The big burden for these companies has been the loonie. Most of the industry's costs are in Canadian dollars, and most of their revenues are in U.S. dollars. For pulp and paper companies it's an even more bitter pill: While pulp and paper prices, denominated in U.S. dollars, have been rising for more than two years, the appreciation of the Canadian dollar has wiped out the gains.

That's really harsh -- you're in a cyclical business and when the up-cycle comes, it still isn't enough to cover your currency losses. In Canadian-dollar terms, prices have gone nowhere.

It gets worse, though. Energy costs have risen too, for oil, gas, and -- especially in Ontario -- electricity. That's had a nasty impact on direct costs, but it has also raised costs for freight, chemicals and resins.

Meanwhile, the softwood lumber dispute goes on and on and on, despite the macho posturing and tough talk from Ottawa. It's about $5-billion in duties, and counting. If that ever gets resolved, the return of those duties will be a shot in the arm for a lot of these companies.

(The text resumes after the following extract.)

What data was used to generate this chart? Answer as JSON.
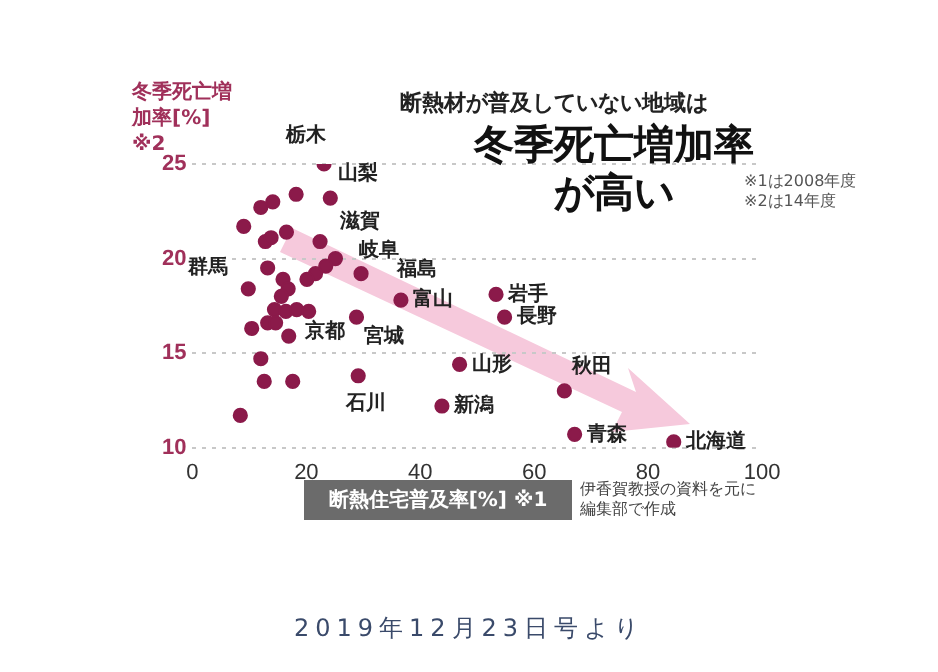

But no one can predict how long it will take before any refunds are forthcoming, and the dispute continues without any resolution, so we could be talking geological time here, folks.

There's a couple of other fundamental problems with the industry, too. One is a lack of pricing power. Costs rise, and the companies can't raise prices to cover them, because there is too much overcapacity. And every year, they have to haul the logs further to the mill.

S&P says these conditions will continue, and thus credit quality will "decrease in the near term." Gee, if you're already rated triple-C-plus, any further decrease in credit quality will put you in receivership.

Maybe it's high time someone does put on a goalie mask and trims a few slabs off the West Wing.

Harry Koza is senior Canadian markets analyst at Thomson Financial and a columnist for GlobeinvestorGOLD.com.